Literature DB >> 11600673

cAMP-regulated guanine nucleotide exchange factor II (Epac2) mediates Ca2+-induced Ca2+ release in INS-1 pancreatic beta-cells.

G Kang1, O G Chepurny, G G Holz.   

Abstract

1. The signal transduction pathway responsible for cAMP-dependent Ca2+-induced Ca2+ release (CICR) from endoplasmic reticulum Ca2+ stores was assessed in the insulin-secreting cell line INS-1. 2. CICR was triggered by the GLP-1 receptor agonist exendin-4, an effect mimicked by caffeine, Sp-cAMPS or forskolin.

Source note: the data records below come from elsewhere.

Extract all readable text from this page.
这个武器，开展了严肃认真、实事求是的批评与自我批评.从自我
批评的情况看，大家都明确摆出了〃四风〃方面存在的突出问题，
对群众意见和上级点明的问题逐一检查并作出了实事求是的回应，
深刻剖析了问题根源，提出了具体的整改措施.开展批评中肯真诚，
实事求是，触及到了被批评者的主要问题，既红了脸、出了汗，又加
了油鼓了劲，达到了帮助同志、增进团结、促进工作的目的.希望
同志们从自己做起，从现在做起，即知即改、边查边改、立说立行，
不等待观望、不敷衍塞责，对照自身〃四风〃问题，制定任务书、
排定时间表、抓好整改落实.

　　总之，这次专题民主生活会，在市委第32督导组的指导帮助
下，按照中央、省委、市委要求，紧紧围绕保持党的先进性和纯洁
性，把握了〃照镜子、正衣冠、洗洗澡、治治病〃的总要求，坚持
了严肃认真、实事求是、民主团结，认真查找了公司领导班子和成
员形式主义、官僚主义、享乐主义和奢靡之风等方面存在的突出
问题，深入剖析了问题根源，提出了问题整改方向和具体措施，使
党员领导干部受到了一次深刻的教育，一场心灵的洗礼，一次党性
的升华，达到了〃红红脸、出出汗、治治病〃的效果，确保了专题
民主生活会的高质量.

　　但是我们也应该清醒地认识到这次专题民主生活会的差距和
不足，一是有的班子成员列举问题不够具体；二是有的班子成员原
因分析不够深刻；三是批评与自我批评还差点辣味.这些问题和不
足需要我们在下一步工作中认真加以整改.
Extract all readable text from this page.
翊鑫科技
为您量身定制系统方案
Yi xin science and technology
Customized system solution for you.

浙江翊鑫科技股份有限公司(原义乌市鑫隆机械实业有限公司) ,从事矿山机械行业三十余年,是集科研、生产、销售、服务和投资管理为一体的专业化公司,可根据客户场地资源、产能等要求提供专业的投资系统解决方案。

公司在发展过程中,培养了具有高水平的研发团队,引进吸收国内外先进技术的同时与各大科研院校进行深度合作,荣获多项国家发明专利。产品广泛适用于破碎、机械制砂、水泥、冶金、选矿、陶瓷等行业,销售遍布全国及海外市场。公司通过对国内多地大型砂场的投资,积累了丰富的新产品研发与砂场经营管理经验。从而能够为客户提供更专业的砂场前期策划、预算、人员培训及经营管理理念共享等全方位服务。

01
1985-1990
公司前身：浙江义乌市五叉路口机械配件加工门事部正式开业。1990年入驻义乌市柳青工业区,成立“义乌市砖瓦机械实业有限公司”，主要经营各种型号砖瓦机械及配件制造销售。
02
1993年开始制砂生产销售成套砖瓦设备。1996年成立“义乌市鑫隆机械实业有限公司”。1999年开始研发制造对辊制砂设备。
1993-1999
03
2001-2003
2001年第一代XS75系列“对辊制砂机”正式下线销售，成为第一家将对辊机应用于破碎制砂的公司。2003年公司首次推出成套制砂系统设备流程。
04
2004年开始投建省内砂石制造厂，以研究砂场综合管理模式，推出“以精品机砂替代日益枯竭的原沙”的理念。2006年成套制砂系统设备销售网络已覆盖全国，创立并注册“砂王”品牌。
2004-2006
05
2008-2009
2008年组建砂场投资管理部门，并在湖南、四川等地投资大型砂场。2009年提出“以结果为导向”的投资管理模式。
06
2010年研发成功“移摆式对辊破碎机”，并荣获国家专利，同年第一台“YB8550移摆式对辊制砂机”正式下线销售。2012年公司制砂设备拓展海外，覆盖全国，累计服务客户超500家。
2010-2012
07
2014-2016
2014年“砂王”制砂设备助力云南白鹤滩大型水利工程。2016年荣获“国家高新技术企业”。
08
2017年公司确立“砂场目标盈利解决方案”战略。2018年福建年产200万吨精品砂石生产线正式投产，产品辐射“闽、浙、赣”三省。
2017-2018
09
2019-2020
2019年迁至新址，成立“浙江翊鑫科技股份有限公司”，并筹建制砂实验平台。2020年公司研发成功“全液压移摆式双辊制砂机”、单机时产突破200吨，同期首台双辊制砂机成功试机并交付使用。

CICR required influx of Ca2+ through L-type voltage-dependent Ca2+ channels, and was blocked by treatment with nimodipine, thapsigargin, or ryanodine, but not by the IP3 receptor antagonist xestospongin C. 3. Treatment with the cAMP antagonist 8-Br-Rp-cAMPS blocked CICR in response to exendin-4, whereas the PKA inhibitor H-89 was ineffective when tested at a concentration demonstrated to inhibit PKA-dependent gene expression. 4. RT-PCR of INS-1 cells demonstrated expression of mRNA coding for the type-II isoform of cAMP-regulated guanine nucleotide exchange factor (cAMP-GEF-II, Epac2). 5. CICR in response to forskolin was blocked by transient transfection and expression of a dominant negative mutant isoform of cAMP-GEF-II in which inactivating mutations were introduced into the exchange factor's two cAMP-binding domains. 6. It is concluded that CICR in INS-1 cells results from GLP-1 receptor-mediated sensitization of the intracellular Ca2+ release mechanism, a signal transduction pathway independent of PKA, but which requires cAMP-GEF-II.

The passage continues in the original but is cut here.